FICTICIA VENTANA AL INFINITO

Hace no demasiados días comentaba con alguien cercano que la idea de cultura es como la de respeto o la de sensatez: algo con un sustrato muy encomiablemente elemental, en apariencia aprehensible por todos, pero cuyos meandros respondían en realidad al concepto del mundo que alberga cada individuo. La prueba irrefutable la constituye el hecho de que existen prácticamente tantas acepciones de cultura —o respeto o sensatez— como sujetos. La irrupción inesperada de una crisis en nuestras vidas, máxime de una crisis de proporciones relevantes, lleva a pensar que esas ideas preconcebidas sobre nuestros pilares mayores han de experimentar por fuerza alteraciones. Las propuestas inmediatas a este sentimiento —casi necesidades, diríamos— que con mayor fuerza se han expresado son, tal vez, la de un mayor diálogo con lo que nos rodea (las cosas próximas e inadvertidas, la naturaleza), la de un cambio en los modos de relacionarnos con el mundo (que pasa básicamente por un acceso mayor o más fácil a determinados elementos que lo integran, acceso que viene facilitado sobre todo por el empleo de las nuevas tecnologías) e incluso una modificación en el paradigma de lo cultural con la inclusión de una ¿nueva? —realmente muy atávica— perspectiva, que es la de la feminidad. 
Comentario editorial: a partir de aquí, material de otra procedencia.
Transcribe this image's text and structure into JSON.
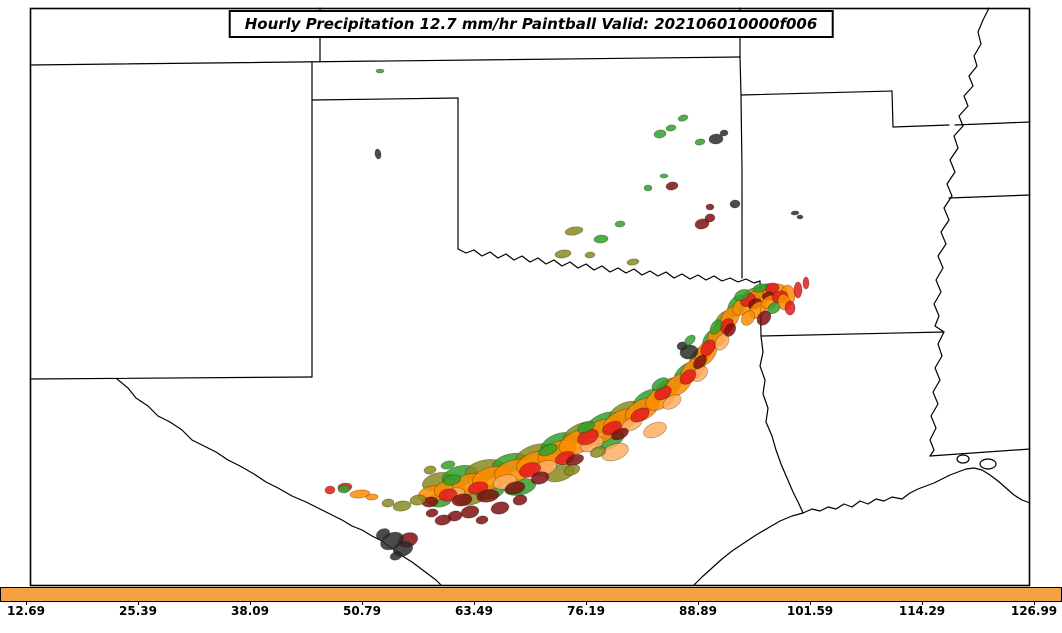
{
  "figure": {
    "title": "Hourly Precipitation 12.7 mm/hr Paintball Valid: 202106010000f006"
  },
  "colorbar": {
    "fill_color": "#F5A142",
    "ticks": [
      "12.69",
      "25.39",
      "38.09",
      "50.79",
      "63.49",
      "76.19",
      "88.89",
      "101.59",
      "114.29",
      "126.99"
    ]
  },
  "chart_data": {
    "type": "paintball-precipitation-map",
    "title": "Hourly Precipitation 12.7 mm/hr Paintball Valid: 202106010000f006",
    "variable": "Hourly Precipitation",
    "threshold": "12.7 mm/hr",
    "valid": "202106010000f006",
    "colorbar_ticks": [
      12.69,
      25.39,
      38.09,
      50.79,
      63.49,
      76.19,
      88.89,
      101.59,
      114.29,
      126.99
    ],
    "colorbar_color": "#F5A142",
    "member_colors": [
      "#33a02c",
      "#8a8a1e",
      "#ff8c00",
      "#fdae61",
      "#e31a1c",
      "#7f1010",
      "#2b2b2b"
    ],
    "clusters": [
      {
        "area": "SW-to-NE squall line across central/east Texas toward TX-OK-AR corner",
        "colors": [
          "green",
          "olive",
          "orange",
          "light-orange",
          "red",
          "dark-red",
          "black"
        ]
      },
      {
        "area": "scattered cells over central and eastern Oklahoma",
        "colors": [
          "green",
          "olive",
          "dark-gray",
          "dark-red"
        ]
      },
      {
        "area": "dark cluster on Rio Grande near Eagle Pass",
        "colors": [
          "black",
          "dark-red"
        ]
      }
    ]
  },
  "map": {
    "background": "#ffffff",
    "border_color": "#000000",
    "member_palette": [
      "#33a02c",
      "#8a8a1e",
      "#ff8c00",
      "#fdae61",
      "#e31a1c",
      "#7f1010",
      "#2b2b2b"
    ],
    "blobs": [
      [
        438,
        482,
        16,
        9,
        -15,
        1
      ],
      [
        460,
        476,
        18,
        10,
        -15,
        0
      ],
      [
        485,
        470,
        20,
        10,
        -12,
        1
      ],
      [
        510,
        463,
        18,
        9,
        -15,
        0
      ],
      [
        535,
        455,
        20,
        10,
        -18,
        1
      ],
      [
        558,
        444,
        18,
        10,
        -22,
        0
      ],
      [
        580,
        433,
        18,
        9,
        -25,
        1
      ],
      [
        603,
        423,
        18,
        9,
        -25,
        0
      ],
      [
        625,
        412,
        17,
        9,
        -25,
        1
      ],
      [
        648,
        400,
        16,
        9,
        -28,
        0
      ],
      [
        668,
        388,
        15,
        8,
        -32,
        1
      ],
      [
        686,
        373,
        14,
        8,
        -40,
        0
      ],
      [
        700,
        357,
        13,
        8,
        -50,
        1
      ],
      [
        712,
        340,
        12,
        8,
        -55,
        0
      ],
      [
        724,
        322,
        12,
        8,
        -60,
        1
      ],
      [
        737,
        306,
        12,
        8,
        -55,
        0
      ],
      [
        752,
        296,
        12,
        7,
        -30,
        1
      ],
      [
        766,
        291,
        11,
        7,
        -15,
        0
      ],
      [
        470,
        497,
        16,
        8,
        -10,
        1
      ],
      [
        520,
        487,
        16,
        8,
        -12,
        0
      ],
      [
        560,
        473,
        15,
        8,
        -18,
        1
      ],
      [
        610,
        440,
        15,
        8,
        -25,
        0
      ],
      [
        440,
        500,
        12,
        7,
        -8,
        0
      ],
      [
        490,
        492,
        14,
        7,
        -10,
        0
      ],
      [
        432,
        494,
        14,
        8,
        -12,
        2
      ],
      [
        450,
        489,
        16,
        9,
        -12,
        2
      ],
      [
        470,
        484,
        18,
        10,
        -12,
        2
      ],
      [
        492,
        478,
        20,
        11,
        -14,
        2
      ],
      [
        514,
        471,
        20,
        11,
        -16,
        2
      ],
      [
        536,
        463,
        20,
        11,
        -18,
        2
      ],
      [
        557,
        453,
        20,
        11,
        -22,
        2
      ],
      [
        578,
        442,
        20,
        11,
        -24,
        2
      ],
      [
        600,
        432,
        20,
        11,
        -24,
        2
      ],
      [
        621,
        421,
        19,
        10,
        -26,
        2
      ],
      [
        642,
        410,
        18,
        10,
        -28,
        2
      ],
      [
        661,
        398,
        17,
        10,
        -32,
        2
      ],
      [
        678,
        385,
        16,
        9,
        -38,
        2
      ],
      [
        693,
        370,
        15,
        9,
        -46,
        2
      ],
      [
        706,
        353,
        14,
        9,
        -54,
        2
      ],
      [
        718,
        335,
        13,
        9,
        -60,
        2
      ],
      [
        730,
        318,
        13,
        8,
        -58,
        2
      ],
      [
        744,
        305,
        13,
        8,
        -40,
        2
      ],
      [
        760,
        297,
        13,
        8,
        -20,
        2
      ],
      [
        775,
        292,
        12,
        8,
        -10,
        2
      ],
      [
        788,
        295,
        7,
        10,
        -5,
        2
      ],
      [
        615,
        452,
        14,
        8,
        -20,
        3
      ],
      [
        655,
        430,
        12,
        7,
        -22,
        3
      ],
      [
        455,
        494,
        10,
        6,
        -12,
        3
      ],
      [
        505,
        482,
        12,
        7,
        -14,
        3
      ],
      [
        545,
        468,
        12,
        7,
        -18,
        3
      ],
      [
        592,
        444,
        12,
        7,
        -24,
        3
      ],
      [
        632,
        424,
        11,
        6,
        -26,
        3
      ],
      [
        672,
        402,
        10,
        6,
        -32,
        3
      ],
      [
        700,
        374,
        9,
        6,
        -45,
        3
      ],
      [
        722,
        342,
        9,
        6,
        -58,
        3
      ],
      [
        448,
        495,
        9,
        6,
        -12,
        4
      ],
      [
        478,
        488,
        10,
        6,
        -12,
        4
      ],
      [
        530,
        470,
        11,
        7,
        -18,
        4
      ],
      [
        565,
        458,
        10,
        6,
        -20,
        4
      ],
      [
        588,
        437,
        11,
        7,
        -24,
        4
      ],
      [
        612,
        428,
        10,
        6,
        -24,
        4
      ],
      [
        640,
        415,
        10,
        6,
        -28,
        4
      ],
      [
        663,
        393,
        9,
        6,
        -32,
        4
      ],
      [
        688,
        377,
        9,
        6,
        -40,
        4
      ],
      [
        708,
        348,
        9,
        6,
        -54,
        4
      ],
      [
        727,
        326,
        8,
        6,
        -58,
        4
      ],
      [
        748,
        300,
        8,
        6,
        -30,
        4
      ],
      [
        772,
        288,
        7,
        5,
        -10,
        4
      ],
      [
        798,
        290,
        4,
        8,
        0,
        4
      ],
      [
        806,
        283,
        3,
        6,
        0,
        4
      ],
      [
        345,
        487,
        7,
        4,
        -5,
        4
      ],
      [
        330,
        490,
        5,
        4,
        -5,
        4
      ],
      [
        462,
        500,
        10,
        6,
        -10,
        5
      ],
      [
        488,
        496,
        11,
        6,
        -10,
        5
      ],
      [
        515,
        488,
        10,
        6,
        -14,
        5
      ],
      [
        540,
        478,
        9,
        6,
        -16,
        5
      ],
      [
        575,
        460,
        9,
        5,
        -20,
        5
      ],
      [
        620,
        434,
        9,
        5,
        -24,
        5
      ],
      [
        700,
        362,
        8,
        5,
        -48,
        5
      ],
      [
        730,
        330,
        7,
        5,
        -55,
        5
      ],
      [
        755,
        304,
        7,
        5,
        -30,
        5
      ],
      [
        768,
        296,
        6,
        4,
        -15,
        5
      ],
      [
        430,
        502,
        8,
        5,
        -8,
        5
      ],
      [
        408,
        540,
        10,
        7,
        -20,
        5
      ],
      [
        470,
        512,
        9,
        6,
        -12,
        5
      ],
      [
        500,
        508,
        9,
        6,
        -12,
        5
      ],
      [
        455,
        516,
        7,
        5,
        -10,
        5
      ],
      [
        482,
        520,
        6,
        4,
        -10,
        5
      ],
      [
        520,
        500,
        7,
        5,
        -14,
        5
      ],
      [
        443,
        520,
        8,
        5,
        -10,
        5
      ],
      [
        432,
        513,
        6,
        4,
        -10,
        5
      ],
      [
        392,
        541,
        12,
        8,
        -25,
        6
      ],
      [
        403,
        549,
        10,
        7,
        -20,
        6
      ],
      [
        383,
        534,
        7,
        5,
        -25,
        6
      ],
      [
        396,
        556,
        6,
        4,
        -15,
        6
      ],
      [
        689,
        352,
        9,
        7,
        -10,
        6
      ],
      [
        682,
        346,
        5,
        4,
        -10,
        6
      ],
      [
        452,
        480,
        9,
        5,
        -12,
        0
      ],
      [
        548,
        450,
        10,
        5,
        -22,
        0
      ],
      [
        586,
        427,
        9,
        5,
        -25,
        0
      ],
      [
        660,
        384,
        9,
        5,
        -32,
        0
      ],
      [
        716,
        327,
        8,
        5,
        -58,
        0
      ],
      [
        742,
        295,
        8,
        5,
        -25,
        0
      ],
      [
        760,
        288,
        7,
        4,
        -15,
        0
      ],
      [
        690,
        340,
        6,
        4,
        -40,
        0
      ],
      [
        448,
        465,
        7,
        4,
        -12,
        0
      ],
      [
        430,
        470,
        6,
        4,
        -10,
        1
      ],
      [
        572,
        470,
        8,
        5,
        -18,
        1
      ],
      [
        598,
        452,
        8,
        5,
        -20,
        1
      ],
      [
        758,
        310,
        10,
        7,
        -45,
        2
      ],
      [
        770,
        302,
        9,
        6,
        -30,
        2
      ],
      [
        780,
        297,
        8,
        6,
        -15,
        4
      ],
      [
        764,
        318,
        8,
        6,
        -50,
        5
      ],
      [
        774,
        308,
        7,
        5,
        -35,
        0
      ],
      [
        784,
        302,
        6,
        8,
        -10,
        2
      ],
      [
        790,
        308,
        5,
        7,
        0,
        4
      ],
      [
        748,
        318,
        8,
        6,
        -55,
        2
      ],
      [
        360,
        494,
        10,
        4,
        -5,
        2
      ],
      [
        372,
        497,
        6,
        3,
        -5,
        2
      ],
      [
        344,
        489,
        6,
        4,
        -5,
        0
      ],
      [
        402,
        506,
        9,
        5,
        -8,
        1
      ],
      [
        388,
        503,
        6,
        4,
        -8,
        1
      ],
      [
        418,
        500,
        8,
        5,
        -8,
        1
      ],
      [
        574,
        231,
        9,
        4,
        -10,
        1
      ],
      [
        601,
        239,
        7,
        4,
        -5,
        0
      ],
      [
        563,
        254,
        8,
        4,
        -8,
        1
      ],
      [
        590,
        255,
        5,
        3,
        -5,
        1
      ],
      [
        620,
        224,
        5,
        3,
        -5,
        0
      ],
      [
        633,
        262,
        6,
        3,
        -8,
        1
      ],
      [
        660,
        134,
        6,
        4,
        -10,
        0
      ],
      [
        671,
        128,
        5,
        3,
        -10,
        0
      ],
      [
        683,
        118,
        5,
        3,
        -15,
        0
      ],
      [
        700,
        142,
        5,
        3,
        -10,
        0
      ],
      [
        716,
        139,
        7,
        5,
        -5,
        6
      ],
      [
        724,
        133,
        4,
        3,
        -5,
        6
      ],
      [
        672,
        186,
        6,
        4,
        -10,
        5
      ],
      [
        702,
        224,
        7,
        5,
        -10,
        5
      ],
      [
        710,
        218,
        5,
        4,
        -10,
        5
      ],
      [
        735,
        204,
        5,
        4,
        -5,
        6
      ],
      [
        795,
        213,
        4,
        2,
        -5,
        6
      ],
      [
        800,
        217,
        3,
        2,
        0,
        6
      ],
      [
        648,
        188,
        4,
        3,
        0,
        0
      ],
      [
        664,
        176,
        4,
        2,
        0,
        0
      ],
      [
        710,
        207,
        4,
        3,
        0,
        5
      ],
      [
        378,
        154,
        3,
        5,
        -10,
        6
      ],
      [
        380,
        71,
        4,
        2,
        0,
        0
      ]
    ]
  }
}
La paradoja de los grandes cambios es que acarrean grandes retrocesos: el sabio Lampedusa lo denunció con pluma irrevocable en su irónico El Gatopardo cuando hablaba de que todo debía cambiar para volver al lugar en que se hallaba previamente. Las propuestas que pretenden mejorar nuestras vidas tras nuestra fugaz pero intensa crisis de civilización —pues esto es lo que hemos vivido y no ha hecho más que comenzar: la crisis de los cimientos de la civilización occidental— pasan por un volitivo confinamiento emocional tras las ventanas ficticias al infinito. Hemos compartido fotografías de flores perfectas sin olor; hay quien ha comprado más que nunca por internet; los alumnos se han acostumbrado a que sus conocimientos, lejos del peculiar y adictivo aroma que emanan los libros y la voz de sus profesores, se les dispensen desde un rincón del hogar de docentes convertidos en funámbulos; las miradas al arte se han digitalizado y detallado tanto que nos hemos quedado en la sinécdoque, en la parte por el todo, y en especial sin el temblor que irradian la tela o la madera; la esperada voz de la mujer ha quedado reducida a lo anecdótico, pues la virtualidad también posee sus mecanismos de control patriarcal. De todos los materiales que configuran el mundo y los sueños solo el cristal de las pantallas o los dispositivos móviles parecen albergar la salvación. 
Viejos sabios como Ordine o grandes filósofos como Agamben están tocando a réquiem, nos previenen contra los peligros de la «nueva normalidad», ese absurdo sintagma que designa el peligro del aislamiento perpetuo, el retroceso a lo más ingrato de la vieja normalidad, experta en domeñar al individuo. Hace más de veinte años, cuando leí La corrosión del carácter, de Richard Sennet, me turbaron sus páginas de inquietante visionario. Dos décadas, el imparable abandono de la cultura tangible y un virus súbito han convertido su ciencia-ficción en una pesadilla en la que lo único que ha quedado claro es que vivimos en una sociedad en que lo más apetecible es mantenerse distante, recauchutado y solo. Qué extraña conclusión. No se necesitaban tantos siglos para esto.